Lisbon is situated on a land grant patented by Seth Warfield in 1794 as "Warfield's Forest". The town was founded by Caleb Pancoast in 1810. Named "New Lisbon", followed by a shortened "Lisbon" name (not Portugal's capital). In 1820, Pancoast deeded land for the Union Church for Public Worship which would become a schoolhouse with gravesites remaining in 1880. Pancoast subdivided the town in 1822 with one hundred lots of a quarter acre in size, including roads and alleys. By 1835, eight scheduled daily stagecoaches ran through town.

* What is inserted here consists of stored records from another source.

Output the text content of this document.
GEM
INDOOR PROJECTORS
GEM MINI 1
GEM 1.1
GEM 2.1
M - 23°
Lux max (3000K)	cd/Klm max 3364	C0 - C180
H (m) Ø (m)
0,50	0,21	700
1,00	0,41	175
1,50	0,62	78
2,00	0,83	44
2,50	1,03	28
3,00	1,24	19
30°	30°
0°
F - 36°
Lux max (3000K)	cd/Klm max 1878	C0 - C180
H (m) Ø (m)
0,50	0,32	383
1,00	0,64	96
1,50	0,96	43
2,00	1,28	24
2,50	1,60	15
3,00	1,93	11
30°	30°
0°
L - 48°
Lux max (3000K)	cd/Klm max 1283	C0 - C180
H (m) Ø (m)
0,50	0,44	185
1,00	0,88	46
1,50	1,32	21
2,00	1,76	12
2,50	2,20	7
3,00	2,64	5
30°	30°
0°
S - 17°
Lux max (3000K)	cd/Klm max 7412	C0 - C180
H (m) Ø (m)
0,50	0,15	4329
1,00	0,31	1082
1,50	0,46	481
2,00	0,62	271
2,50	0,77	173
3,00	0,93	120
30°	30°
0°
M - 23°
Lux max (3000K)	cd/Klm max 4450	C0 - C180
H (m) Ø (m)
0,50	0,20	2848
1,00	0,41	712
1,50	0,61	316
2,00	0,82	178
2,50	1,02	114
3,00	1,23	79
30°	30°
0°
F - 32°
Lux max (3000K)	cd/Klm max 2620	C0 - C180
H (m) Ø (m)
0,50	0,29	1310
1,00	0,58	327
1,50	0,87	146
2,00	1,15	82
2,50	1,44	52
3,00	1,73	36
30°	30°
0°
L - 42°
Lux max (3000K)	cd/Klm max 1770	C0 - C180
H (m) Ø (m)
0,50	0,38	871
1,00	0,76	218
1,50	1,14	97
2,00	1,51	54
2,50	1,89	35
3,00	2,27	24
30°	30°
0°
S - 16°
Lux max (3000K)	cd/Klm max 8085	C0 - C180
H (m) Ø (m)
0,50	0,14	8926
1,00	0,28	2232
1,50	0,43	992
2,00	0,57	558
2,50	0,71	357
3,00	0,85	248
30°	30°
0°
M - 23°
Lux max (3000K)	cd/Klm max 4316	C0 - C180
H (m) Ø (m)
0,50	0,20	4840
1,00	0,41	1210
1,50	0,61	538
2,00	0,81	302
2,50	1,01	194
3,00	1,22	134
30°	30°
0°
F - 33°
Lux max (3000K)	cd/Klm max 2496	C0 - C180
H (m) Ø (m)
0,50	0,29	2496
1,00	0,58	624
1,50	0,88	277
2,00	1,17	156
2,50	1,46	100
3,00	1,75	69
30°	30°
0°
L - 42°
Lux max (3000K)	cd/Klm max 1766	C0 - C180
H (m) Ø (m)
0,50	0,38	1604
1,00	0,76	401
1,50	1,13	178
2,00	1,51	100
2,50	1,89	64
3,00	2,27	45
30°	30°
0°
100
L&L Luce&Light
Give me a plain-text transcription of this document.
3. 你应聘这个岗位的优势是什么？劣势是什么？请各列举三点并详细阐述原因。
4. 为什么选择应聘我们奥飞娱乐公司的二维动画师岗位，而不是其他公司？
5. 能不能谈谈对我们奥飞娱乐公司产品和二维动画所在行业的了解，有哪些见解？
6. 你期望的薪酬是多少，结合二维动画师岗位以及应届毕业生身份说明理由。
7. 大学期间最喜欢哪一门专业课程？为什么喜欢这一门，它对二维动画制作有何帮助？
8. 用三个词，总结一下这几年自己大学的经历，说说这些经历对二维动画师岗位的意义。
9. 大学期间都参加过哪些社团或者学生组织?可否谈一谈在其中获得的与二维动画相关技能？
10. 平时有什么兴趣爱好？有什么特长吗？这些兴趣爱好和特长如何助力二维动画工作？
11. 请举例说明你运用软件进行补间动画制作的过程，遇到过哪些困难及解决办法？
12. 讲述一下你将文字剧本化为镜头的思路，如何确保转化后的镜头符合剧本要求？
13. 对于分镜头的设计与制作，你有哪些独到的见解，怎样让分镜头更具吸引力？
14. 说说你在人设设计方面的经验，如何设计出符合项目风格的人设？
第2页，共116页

The town built the single room Annapolis Rock School in 1894, which served the area until 1943.

The photograph is the National Road (now MD 144), looking east toward Baltimore. The road between the two houses is Madison Street. Through the center of town, Woodbine Road runs north for 2 mi to Woodbine, where the Patapsco River and the B&O Railroad cross the road. About one mile north of Lisbon exists the original road that ran from Baltimore to Frederick. This road runs west toward Poplar Springs and east toward Sykesville. The exact route of this road is not discernible at this time.

Lisbon is home to the Carr's Mill Landfill, the county's second landfill, which closed in 1977 and was the site of toxic dumping.

Lisbon changed from an unincorporated community to a census-designated place for the 2020 census.

==Demographics==

Lisbon first appeared as a census designated place in the 2020 U.S. census.

Historical population
| Census | Pop. | Note | %± |
| 2020 | 282 |  | — |
U.S. Decennial Census 2020

===2020 census===

Lisbon CDP, Maryland - Demographic Profile (NH = Non-Hispanic)
| Race / Ethnicity | Pop 2020 | % 2020 |
|---|---|---|
| White alone (NH) | 232 | 82.27% |
| Black or African American alone (NH) | 3 | 1.06% |
| Native American or Alaska Native alone (NH) | 1 | 0.35% |
| Asian alone (NH) | 24 | 8.51% |
| Pacific Islander alone (NH) | 0 | 0.00% |
| Some Other Race alone (NH) | 2 | 0.71% |
| Mixed Race/Multi-Racial (NH) | 17 | 6.03% |
| Hispanic or Latino (any race) | 3 | 1.06% |
| Total | 282 | 100.00% |

Note: the US Census treats Hispanic/Latino as an ethnic category. This table excludes Latinos from the racial categories and assigns them to a separate category. Hispanics/Latinos can be of any race.